U.S. lawmakers also weighed in on the International Court of Justice’s decision, generally denouncing the case as a whole, even as the court’s decision disappointed many anti-Israel forces. Some framed the fact that the court did not order Israel to stop the war as a victory for Israel.

Rep. Chris Smith (R-NJ) told JI that the case was “both false and dangerous,” adding that the U.S. and its allies “must continue to uphold Israel’s right to exist against those who demand the absolute destruction of the Jewish state and encourage our allies to support Israel against these ongoing attempts to delegitimize and demonize our great ally.”

Rep. Brad Sherman (D-CA) said that South Africa’s claim was “absurd.” 

“Genocide accusations against Israel are a vile perversion of the memory of real genocides.”

Rep.
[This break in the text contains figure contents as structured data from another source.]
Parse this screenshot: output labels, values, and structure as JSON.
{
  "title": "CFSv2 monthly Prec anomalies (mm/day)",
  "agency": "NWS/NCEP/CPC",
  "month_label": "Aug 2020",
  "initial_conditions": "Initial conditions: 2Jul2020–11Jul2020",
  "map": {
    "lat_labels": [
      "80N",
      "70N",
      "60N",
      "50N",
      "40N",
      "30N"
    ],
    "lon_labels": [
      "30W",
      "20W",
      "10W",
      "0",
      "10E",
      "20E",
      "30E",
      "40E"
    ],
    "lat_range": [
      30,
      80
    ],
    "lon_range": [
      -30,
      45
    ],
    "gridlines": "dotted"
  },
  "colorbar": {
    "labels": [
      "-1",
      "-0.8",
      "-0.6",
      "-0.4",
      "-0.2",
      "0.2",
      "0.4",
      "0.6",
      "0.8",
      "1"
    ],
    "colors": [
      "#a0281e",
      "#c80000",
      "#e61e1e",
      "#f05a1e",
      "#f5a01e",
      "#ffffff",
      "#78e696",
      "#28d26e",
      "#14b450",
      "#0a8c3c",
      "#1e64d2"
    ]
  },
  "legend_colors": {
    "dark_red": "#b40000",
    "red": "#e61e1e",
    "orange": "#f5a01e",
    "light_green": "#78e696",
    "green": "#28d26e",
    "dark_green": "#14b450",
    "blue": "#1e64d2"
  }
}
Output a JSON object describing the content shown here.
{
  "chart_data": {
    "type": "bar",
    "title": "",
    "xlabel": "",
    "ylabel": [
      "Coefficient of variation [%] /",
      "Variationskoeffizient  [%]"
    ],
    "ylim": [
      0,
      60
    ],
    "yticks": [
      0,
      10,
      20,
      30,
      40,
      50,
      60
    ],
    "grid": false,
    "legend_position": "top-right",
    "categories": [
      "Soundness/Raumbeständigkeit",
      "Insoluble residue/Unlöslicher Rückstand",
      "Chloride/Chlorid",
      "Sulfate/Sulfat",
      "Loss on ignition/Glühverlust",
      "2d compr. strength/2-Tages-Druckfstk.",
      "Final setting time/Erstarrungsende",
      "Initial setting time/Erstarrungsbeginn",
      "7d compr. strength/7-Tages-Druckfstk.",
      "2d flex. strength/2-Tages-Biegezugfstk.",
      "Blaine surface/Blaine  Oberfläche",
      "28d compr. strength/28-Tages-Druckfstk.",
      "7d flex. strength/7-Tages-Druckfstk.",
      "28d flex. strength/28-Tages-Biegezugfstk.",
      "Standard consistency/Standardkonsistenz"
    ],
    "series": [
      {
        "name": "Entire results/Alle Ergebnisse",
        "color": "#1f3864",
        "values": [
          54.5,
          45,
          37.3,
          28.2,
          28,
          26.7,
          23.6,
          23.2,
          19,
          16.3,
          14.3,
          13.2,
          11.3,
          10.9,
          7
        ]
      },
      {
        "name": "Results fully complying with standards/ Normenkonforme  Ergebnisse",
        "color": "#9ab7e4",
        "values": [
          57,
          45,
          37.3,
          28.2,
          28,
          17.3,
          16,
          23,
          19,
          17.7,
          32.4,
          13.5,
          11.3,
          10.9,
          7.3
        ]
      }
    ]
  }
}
Kathy Manning (D-NC), who co-led a letter on the subject last week with Smith, told JI the ICJ “should have dismissed South Africa’s groundless case.”

“Today’s ruling does little to change the facts: Israel is a democracy which has the right to defend itself and takes important steps to protect civilians, unlike the terrorist group Hamas,” she continued. “I will continue to stand strong against efforts to unfairly single out Israel.”

House Foreign Affairs Committee Chairman Michael McCaul (R-TX) blasted the court for not striking down all of South Africa’s claims, which he called “meritless.” He called on Pretoria to withdraw its complaint “and focus on upholding democratic values.”

He suggested that South Africa’s case is “politically motivated” by its ties with Hamas, Iran, Russia and China. Shortly after the Oct. 7 terror attacks, South Africa’s foreign minister traveled to Tehran for meetings with top Iranian officials, including President Ebrahim Raisi.

Critics of Israel on the Hill have been mostly mum in the wake of the international tribunal’s decision. Reps. Rashida Tlaib (D-MI) and Cori Bush (D-MO) sought to frame the ruling as a vindication of their positions, arguing that the court “recognizes the risk that the Israeli government could be committing genocide and believes immediate action is necessary” and that the court had “signaled an end to impunity for the Israeli government.”

Although the international court did not call for a cease-fire, Tlaib and Bush claimed that a cease-fire and the release of hostages “and those arbitrarily detained” is “the only way to implement the Court’s orders.” They also claimed that the U.S. must suspend aid to Israel to comply with federal and international law.